I'm thinking of getting a Q6600 and hoping of hitting 3.2
As for which way to do it. It depends on what abilities you want to run on your core system. If you have windows as your core OS then you have a fully functioning windows, with all the graphic abilities (ie DX) working. So if you want to be able to play games, then you want windows as your core OS. If you want to be running several virtual machines at once then you want your core OS to be as lean as possible in that case you want linux to be your primary OS since you can run a stripped down version of linux as your core and then give more over to the virtual machines.

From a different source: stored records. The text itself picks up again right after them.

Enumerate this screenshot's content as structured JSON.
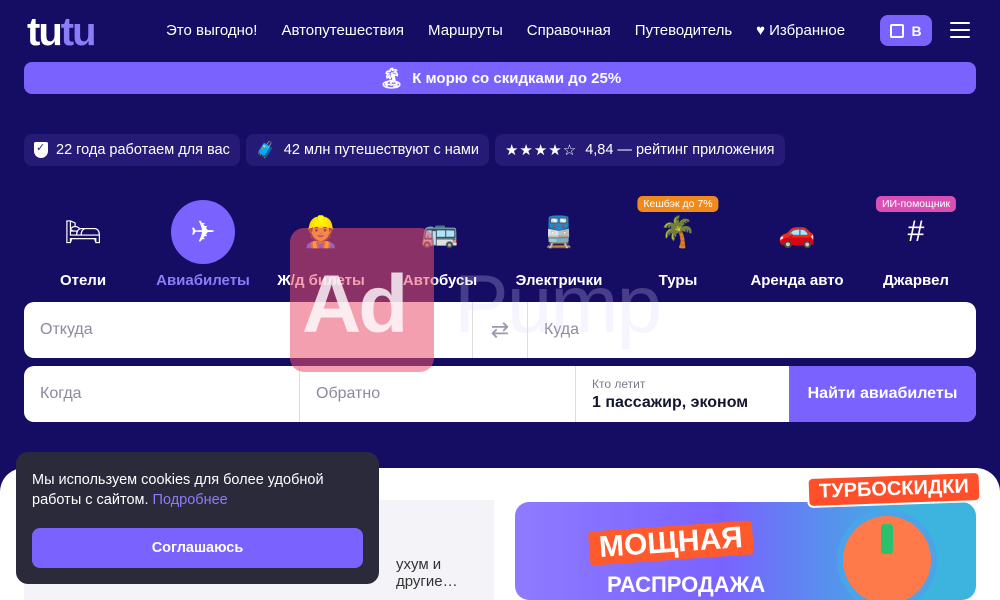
{
  "header": {
    "logo": "tutu",
    "nav": [
      "Это выгодно!",
      "Автопутешествия",
      "Маршруты",
      "Справочная",
      "Путеводитель",
      "Избранное"
    ],
    "login_label": "В"
  },
  "promo": {
    "text": "К морю со скидками до 25%"
  },
  "badges": [
    "22 года работаем для вас",
    "42 млн путешествуют с нами",
    "4,84 — рейтинг приложения"
  ],
  "categories": [
    {
      "label": "Отели",
      "icon": "bed-icon",
      "tag": ""
    },
    {
      "label": "Авиабилеты",
      "icon": "plane-icon",
      "tag": ""
    },
    {
      "label": "Ж/д билеты",
      "icon": "conductor-icon",
      "tag": ""
    },
    {
      "label": "Автобусы",
      "icon": "bus-icon",
      "tag": ""
    },
    {
      "label": "Электрички",
      "icon": "train-icon",
      "tag": ""
    },
    {
      "label": "Туры",
      "icon": "palm-icon",
      "tag": "Кешбэк до 7%"
    },
    {
      "label": "Аренда авто",
      "icon": "car-icon",
      "tag": ""
    },
    {
      "label": "Джарвел",
      "icon": "hash-icon",
      "tag": "ИИ-помощник"
    }
  ],
  "search": {
    "from_placeholder": "Откуда",
    "to_placeholder": "Куда",
    "when_placeholder": "Когда",
    "back_placeholder": "Обратно",
    "who_label": "Кто летит",
    "who_value": "1 пассажир, эконом",
    "submit": "Найти авиабилеты"
  },
  "lower": {
    "snippet": "ухум и другие…"
  },
  "banner": {
    "sticker": "ТУРБОСКИДКИ",
    "line1": "МОЩНАЯ",
    "line2": "РАСПРОДАЖА"
  },
  "cookie": {
    "message": "Мы используем cookies для более удобной работы с сайтом.",
    "more": "Подробнее",
    "accept": "Соглашаюсь"
  },
  "watermark": {
    "left": "Ad",
    "right": "Pump"
  },
  "colors": {
    "background": "#150d63",
    "accent": "#7a62ff",
    "accent_text": "#8b7cf8"
  }
}
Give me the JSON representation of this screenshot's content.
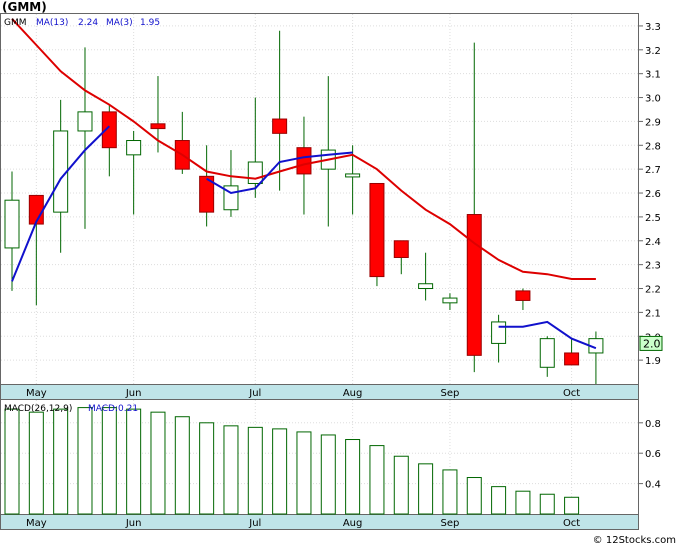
{
  "header": {
    "ticker": "(GMM)"
  },
  "footer": {
    "credit": "© 12Stocks.com"
  },
  "colors": {
    "up_fill": "#ffffff",
    "candle_stroke": "#006600",
    "down_fill": "#ff0000",
    "ma13": "#dd0000",
    "ma3": "#1111cc",
    "macd_bar_fill": "#ffffff",
    "macd_bar_stroke": "#006600",
    "axis_band": "#bfe4e8",
    "price_box_fill": "#ccffcc"
  },
  "chart_data": [
    {
      "type": "candlestick",
      "legend": {
        "symbol": "GMM",
        "ma13_label": "MA(13)",
        "ma13_value": "2.24",
        "ma3_label": "MA(3)",
        "ma3_value": "1.95"
      },
      "ylim": [
        1.8,
        3.35
      ],
      "y_ticks": [
        "1.9",
        "2.0",
        "2.1",
        "2.2",
        "2.3",
        "2.4",
        "2.5",
        "2.6",
        "2.7",
        "2.8",
        "2.9",
        "3.0",
        "3.1",
        "3.2",
        "3.3"
      ],
      "month_labels": [
        {
          "label": "May",
          "week": 1
        },
        {
          "label": "Jun",
          "week": 5
        },
        {
          "label": "Jul",
          "week": 10
        },
        {
          "label": "Aug",
          "week": 14
        },
        {
          "label": "Sep",
          "week": 18
        },
        {
          "label": "Oct",
          "week": 23
        }
      ],
      "last_price_label": "2.0",
      "last_price": 1.97,
      "candles": [
        {
          "o": 2.37,
          "h": 2.69,
          "l": 2.19,
          "c": 2.57
        },
        {
          "o": 2.59,
          "h": 2.59,
          "l": 2.13,
          "c": 2.47
        },
        {
          "o": 2.52,
          "h": 2.99,
          "l": 2.35,
          "c": 2.86
        },
        {
          "o": 2.86,
          "h": 3.21,
          "l": 2.45,
          "c": 2.94
        },
        {
          "o": 2.94,
          "h": 2.97,
          "l": 2.67,
          "c": 2.79
        },
        {
          "o": 2.76,
          "h": 2.86,
          "l": 2.51,
          "c": 2.82
        },
        {
          "o": 2.89,
          "h": 3.09,
          "l": 2.77,
          "c": 2.87
        },
        {
          "o": 2.82,
          "h": 2.94,
          "l": 2.68,
          "c": 2.7
        },
        {
          "o": 2.67,
          "h": 2.8,
          "l": 2.46,
          "c": 2.52
        },
        {
          "o": 2.53,
          "h": 2.78,
          "l": 2.5,
          "c": 2.63
        },
        {
          "o": 2.64,
          "h": 3.0,
          "l": 2.58,
          "c": 2.73
        },
        {
          "o": 2.91,
          "h": 3.28,
          "l": 2.61,
          "c": 2.85
        },
        {
          "o": 2.79,
          "h": 2.92,
          "l": 2.51,
          "c": 2.68
        },
        {
          "o": 2.7,
          "h": 3.09,
          "l": 2.46,
          "c": 2.78
        },
        {
          "o": 2.68,
          "h": 2.8,
          "l": 2.51,
          "c": 2.68
        },
        {
          "o": 2.64,
          "h": 2.64,
          "l": 2.21,
          "c": 2.25
        },
        {
          "o": 2.4,
          "h": 2.4,
          "l": 2.26,
          "c": 2.33
        },
        {
          "o": 2.2,
          "h": 2.35,
          "l": 2.15,
          "c": 2.22
        },
        {
          "o": 2.14,
          "h": 2.18,
          "l": 2.11,
          "c": 2.16
        },
        {
          "o": 2.51,
          "h": 3.23,
          "l": 1.85,
          "c": 1.92
        },
        {
          "o": 1.97,
          "h": 2.09,
          "l": 1.89,
          "c": 2.06
        },
        {
          "o": 2.19,
          "h": 2.2,
          "l": 2.11,
          "c": 2.15
        },
        {
          "o": 1.87,
          "h": 2.0,
          "l": 1.83,
          "c": 1.99
        },
        {
          "o": 1.93,
          "h": 1.99,
          "l": 1.88,
          "c": 1.88
        },
        {
          "o": 1.93,
          "h": 2.02,
          "l": 1.8,
          "c": 1.99
        }
      ],
      "series": [
        {
          "name": "MA(13)",
          "values": [
            3.33,
            3.22,
            3.11,
            3.03,
            2.97,
            2.9,
            2.82,
            2.76,
            2.69,
            2.67,
            2.66,
            2.69,
            2.72,
            2.74,
            2.76,
            2.7,
            2.61,
            2.53,
            2.47,
            2.39,
            2.32,
            2.27,
            2.26,
            2.24,
            2.24
          ]
        },
        {
          "name": "MA(3)",
          "values": [
            2.23,
            2.48,
            2.66,
            2.78,
            2.88,
            null,
            null,
            null,
            2.66,
            2.6,
            2.62,
            2.73,
            2.75,
            2.76,
            2.77,
            null,
            null,
            null,
            null,
            null,
            2.04,
            2.04,
            2.06,
            1.99,
            1.95
          ]
        }
      ]
    },
    {
      "type": "bar",
      "legend": {
        "label": "MACD(26,12,9)",
        "value_label": "MACD:0.21"
      },
      "ylim": [
        0.2,
        0.95
      ],
      "y_ticks": [
        "0.4",
        "0.6",
        "0.8"
      ],
      "month_labels": [
        {
          "label": "May",
          "week": 1
        },
        {
          "label": "Jun",
          "week": 5
        },
        {
          "label": "Jul",
          "week": 10
        },
        {
          "label": "Aug",
          "week": 14
        },
        {
          "label": "Sep",
          "week": 18
        },
        {
          "label": "Oct",
          "week": 23
        }
      ],
      "values": [
        0.89,
        0.87,
        0.89,
        0.9,
        0.9,
        0.89,
        0.87,
        0.84,
        0.8,
        0.78,
        0.77,
        0.76,
        0.74,
        0.72,
        0.69,
        0.65,
        0.58,
        0.53,
        0.49,
        0.44,
        0.38,
        0.35,
        0.33,
        0.31,
        null
      ]
    }
  ]
}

So with all that in mind, I would imagine in your state you probably want to run windows as your primary OS and linux as your virtual machine. That way you can dabble in linux and linux in a virtual machine runs pretty good and you don't have to worry about the limited graphic abilities of vmware for linux.
host is debain.
Guests are XP, 2003, debain, ubuntu, and Fedora.
having gobs of ram is also important.
I would post a pic right now but need to hit 5 first.
VMware server scales pretty well across cores. and then it would come down to what apps are running on the guests and how well they scale. sure the biggest bang comes from moving from 1 core to 2. moving from 2 to 4 sometimes is a point of diminishing returns for some people.
I still vote for the q6600, unless the host is also going to be a gaming box in which case clock speed becomes a more important factor. (few games scale *that* well, but they are getting there)... even so if you are willing to OC, hitting 3ghz on a q6600 is not uncommon.